We tested whether RSDS alters serum pro-inflammatory cytokine profiles in peripheral blood. On the third day after the last session of RSDS or control handling, blood samples were collected and processed to obtain serum samples (Methods). (A) Pro-inflammatory cytokine profiles. Fold-changes of different pro-inflammatory cytokines are shown. IL-1β and IL-6 show a significant increase after RSDS compared to control (Bonferroni’s multiple comparisons test). IL-1α (Control: N = 12 rats, 1.00 ± 0.137; RSDS: N = 13 rats, 1.715 ± 1.317; t = 1.123, p > 0.05). IL-1β (Control: N = 12 rats, 1.00 ± 0.209; RSDS: N = 13 rats, 4.210 ± 1.242; t = 5.043, ****p < 0.001), IL-2 (Control: N = 14 rats, 1.00 ± 0.222; RSDS: N = 14 rats, 1.953 ± 0.520; t = 1.586, p > 0.05). IL-6 (Control: N = 12 rats, 1.00 ± 0.106; RSDS: N = 13 rats, 3.328 ± 0.758; t = 3.658, **p < 0.01), IL-12 (Control: N = 14 rats, 0.9999 ± 0.293; RSDS: N = 14 rats, 1.710 ± 0.509; t = 1.182, p > 0.05), IFN-γ (Control: N = 14 rats, 1.000 ± 0.396; RSDS: N = 14 rats, 0.908 ± 0.209; t = 0.1520, p > 0.05). TNF-α (Control: N = 13 rats, 1.00 ± 0.087; RSDS: N = 14 rats, 1.548 ± 0.224; t = 0.8943, p > 0.05). GM-CSF (Control: N = 14 rats, 1.00 ± 0.217; RSDS: N = 14 rats, 1.755 ± 0.337; t = 1.257, p > 0.05). RANTES (Control: N = 14 rats, 1.000 ± 0.277; RSDS: N = 11 rats, 0.802 ± 0.111; t = 0.9181, p > 0.05). (B) Anti-inflammatory cytokine profiles. There is no fold-change in the anti-inflammatory cytokine levels after RSDS. IL-4 (Control: N = 14 rats, 1.000 ± 0.308; RSDS: N = 14 rats, 1.263 ± 0.366; t = 0.436, p > 0.05, IL-10 (Control: N = 13 rats, 1.000 ± 0.268; RSDS: N = 14 rats, 1.171 ± 0.293; t = 0.278, p > 0.05 and IL-13 (Control: N = 14 rats, 1.000 ± 0.335; RSDS: N = 14 rats, 1.095 ± 0.280; t = 0.157, p > 0.05.) In this panel, ****indicates p < 0.0001, **indicates p < 0.01 vs. respective controls; Bonferroni’s multiple comparisons test. (B) PCA analysis was used to group cell types (left). This was followed by correlation matrix to visually confirm that changes in grouped cell types were correlated (right; color bar indicates Pearson r value). The grouping was computationally confirmed with hierarchical clustering analysis (bottom). Three groups emerged, Group 1 (IL-1b, IL-2, IFNg, RANTES); Group 2 (IL-1a, IL-6, TNFa, GM-CSF); Group 3 (IL-4, IL-10, IL-12, IL-13).
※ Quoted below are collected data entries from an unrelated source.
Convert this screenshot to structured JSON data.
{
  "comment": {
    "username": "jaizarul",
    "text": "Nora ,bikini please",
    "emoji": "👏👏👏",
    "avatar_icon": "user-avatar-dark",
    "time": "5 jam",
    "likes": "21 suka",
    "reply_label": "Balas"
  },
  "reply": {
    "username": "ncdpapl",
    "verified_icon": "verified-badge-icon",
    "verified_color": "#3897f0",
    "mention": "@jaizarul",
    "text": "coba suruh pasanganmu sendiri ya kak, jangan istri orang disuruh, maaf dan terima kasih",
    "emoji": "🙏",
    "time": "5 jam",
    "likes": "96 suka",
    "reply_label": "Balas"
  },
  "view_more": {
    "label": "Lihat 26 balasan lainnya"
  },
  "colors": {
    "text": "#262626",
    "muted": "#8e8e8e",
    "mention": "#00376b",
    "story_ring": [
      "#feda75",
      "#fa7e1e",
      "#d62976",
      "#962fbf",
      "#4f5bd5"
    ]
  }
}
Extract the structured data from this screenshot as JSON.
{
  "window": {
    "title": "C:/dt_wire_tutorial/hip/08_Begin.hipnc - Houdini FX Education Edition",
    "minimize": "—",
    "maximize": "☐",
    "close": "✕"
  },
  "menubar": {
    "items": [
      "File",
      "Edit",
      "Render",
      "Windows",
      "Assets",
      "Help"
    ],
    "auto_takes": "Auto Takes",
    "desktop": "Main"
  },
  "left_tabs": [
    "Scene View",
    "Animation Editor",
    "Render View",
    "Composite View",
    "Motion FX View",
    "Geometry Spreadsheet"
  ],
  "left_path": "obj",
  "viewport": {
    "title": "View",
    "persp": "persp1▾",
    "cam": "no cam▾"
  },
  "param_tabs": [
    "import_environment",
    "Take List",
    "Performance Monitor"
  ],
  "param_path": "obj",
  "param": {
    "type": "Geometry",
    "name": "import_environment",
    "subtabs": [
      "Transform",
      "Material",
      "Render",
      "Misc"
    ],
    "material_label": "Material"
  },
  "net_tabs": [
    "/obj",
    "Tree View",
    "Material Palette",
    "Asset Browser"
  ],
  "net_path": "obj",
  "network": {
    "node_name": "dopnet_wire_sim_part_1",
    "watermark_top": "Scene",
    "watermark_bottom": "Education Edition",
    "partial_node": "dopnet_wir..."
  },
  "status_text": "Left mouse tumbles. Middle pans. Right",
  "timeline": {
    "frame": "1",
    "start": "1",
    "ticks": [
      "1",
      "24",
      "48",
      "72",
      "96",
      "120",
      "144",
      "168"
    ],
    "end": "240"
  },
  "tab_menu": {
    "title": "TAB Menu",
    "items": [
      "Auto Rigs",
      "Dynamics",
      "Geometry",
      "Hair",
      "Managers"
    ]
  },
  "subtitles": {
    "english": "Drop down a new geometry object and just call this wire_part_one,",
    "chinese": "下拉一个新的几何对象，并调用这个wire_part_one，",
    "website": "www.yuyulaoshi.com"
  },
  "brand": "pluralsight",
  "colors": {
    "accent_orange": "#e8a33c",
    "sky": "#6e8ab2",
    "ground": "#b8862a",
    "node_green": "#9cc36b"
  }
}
(C) RSDS significantly increased Group 2 (left), and shifted the balance away from Group 3, towards Group 1 and Group 2. The correlations between the number of attacks and key measures is shown here (right), with significant correlations between attacks and Group 1, and Group 3 (p < 0.05 after correlations), and between attacks and the balances between all groups (p < 0.05 after correlations). Number of attacks indicates the total number of attacks received during the days of defeat. * indicates p < 0.05 vs. control. Data shown as mean ± S.E.M.